Conservationists are angry that a south London council is to sell a Grade II listed cemetery lodge for almost half its value.

The lodge (right), thought to be one of the finest examples of the work of architect James Bunstone Bunning, is being sold to its tenant under the Government's right to buy legislation.

The Friends of Nunhead Cemetery believe that West Lodge, one of two Grade II listed gate lodges at the site in Linden Grove, Southwark, should be kept in public hands as a permanent warden's lodge.

Daniel Mannix, a former park warden, is buying the lodge, built in 1844 and valued at pounds 105,000, from Southwark Council for pounds 55,000. It became a council house after being rennovated 13 years ago.

For the past 10 years, Mr Mannix has lived in the one-storey early Victorian building with its stone porch and square columns in the mock Classical style which, with its 80ft garden and surround of conifer trees, is an ideal place his two children to play.

Because he has lived in the house, which was formerly linked to his job, for 10 years, Mr Mannix is entitled to the maximum discount of pounds 50,000.

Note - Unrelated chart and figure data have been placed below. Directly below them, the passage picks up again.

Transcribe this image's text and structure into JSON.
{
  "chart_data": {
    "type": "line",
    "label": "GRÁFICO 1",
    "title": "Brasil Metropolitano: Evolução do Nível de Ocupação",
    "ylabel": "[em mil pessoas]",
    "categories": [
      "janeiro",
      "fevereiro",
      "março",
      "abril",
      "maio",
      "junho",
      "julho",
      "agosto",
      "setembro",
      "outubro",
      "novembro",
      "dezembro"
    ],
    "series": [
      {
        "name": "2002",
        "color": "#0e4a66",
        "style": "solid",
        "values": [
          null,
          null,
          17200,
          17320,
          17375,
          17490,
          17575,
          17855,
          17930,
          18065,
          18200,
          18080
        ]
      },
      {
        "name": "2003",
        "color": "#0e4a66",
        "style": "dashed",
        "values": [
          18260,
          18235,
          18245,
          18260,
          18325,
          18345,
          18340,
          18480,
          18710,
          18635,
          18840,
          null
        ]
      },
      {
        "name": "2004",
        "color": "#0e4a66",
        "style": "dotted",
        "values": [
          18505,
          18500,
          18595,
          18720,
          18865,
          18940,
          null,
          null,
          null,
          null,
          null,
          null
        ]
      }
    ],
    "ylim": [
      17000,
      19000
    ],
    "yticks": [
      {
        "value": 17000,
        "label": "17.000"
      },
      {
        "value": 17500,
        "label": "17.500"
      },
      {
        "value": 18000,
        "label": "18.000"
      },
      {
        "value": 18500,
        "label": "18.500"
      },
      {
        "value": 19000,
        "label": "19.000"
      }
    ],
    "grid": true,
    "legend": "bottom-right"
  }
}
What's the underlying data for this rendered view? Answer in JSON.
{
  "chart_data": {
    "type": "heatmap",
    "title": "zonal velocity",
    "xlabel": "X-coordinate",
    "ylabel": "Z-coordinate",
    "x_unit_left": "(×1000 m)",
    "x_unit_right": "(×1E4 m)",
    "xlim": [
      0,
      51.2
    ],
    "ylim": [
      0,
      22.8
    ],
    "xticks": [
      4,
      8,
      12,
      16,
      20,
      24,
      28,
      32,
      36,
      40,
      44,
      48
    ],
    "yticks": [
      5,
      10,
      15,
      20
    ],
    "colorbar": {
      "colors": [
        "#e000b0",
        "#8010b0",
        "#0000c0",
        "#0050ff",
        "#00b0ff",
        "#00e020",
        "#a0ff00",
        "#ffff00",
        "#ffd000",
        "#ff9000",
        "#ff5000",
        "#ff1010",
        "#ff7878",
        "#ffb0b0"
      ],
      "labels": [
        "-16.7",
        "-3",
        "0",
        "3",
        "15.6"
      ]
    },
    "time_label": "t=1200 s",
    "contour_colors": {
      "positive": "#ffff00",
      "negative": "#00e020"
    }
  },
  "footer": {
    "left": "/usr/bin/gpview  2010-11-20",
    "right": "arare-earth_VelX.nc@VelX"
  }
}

Geoff Hart, co-ordinator of the Friends of Nunhead Cemetery, said: 'Buildings such as West Lodge and other park lodges should remain in public ownership. Danny isn't doing anything illegal, I have no fight with him.

'But if the council had thought to exclude buildings like this from the right to buy legislation, this could have been prevented.

Mr Mannix said: 'It's a smashing place. I used to adore it, but all the aggro I've had to go through to get it has soured the whole thing for me. The lobby against the sale has been so great that I feel like I have broken the law, and I have not. I just want to get a foot on the housing ladder. Once I get the house, I plan to sell it. After all, it is not a member of my family, it's just a house.'

Southwark Council said: 'People who think he is getting the house at a knock-down price will say it is a scandal. But Government legislation compels the council to sell the properties. It is then that the most desirable properties are snapped up.

'Southwark is keen to retain the property because of the character of the building. We wrote to the Department of the Environment last year asking the Government to exempt properties such as these from the right to buy scheme. We felt the DoE had introduced it without looking closely at the law. But the department was unsympathetic and said the existing laws were adequate.

Nunhead Cemetery was built by the London Cemetery Company, the builders of Highgate Cemetery, and opened in 1840. Bunning laid out the 30-acre site and also designed the gates.

Southwark took over the cemetery in the mid-Seventies after it fell into disrepair, and reopened part for burials in 1980. Other notable London buildings by Bunning include the Coal Exchange in Lower Thames Street, demolished to make way for an office block, and Holloway Prison.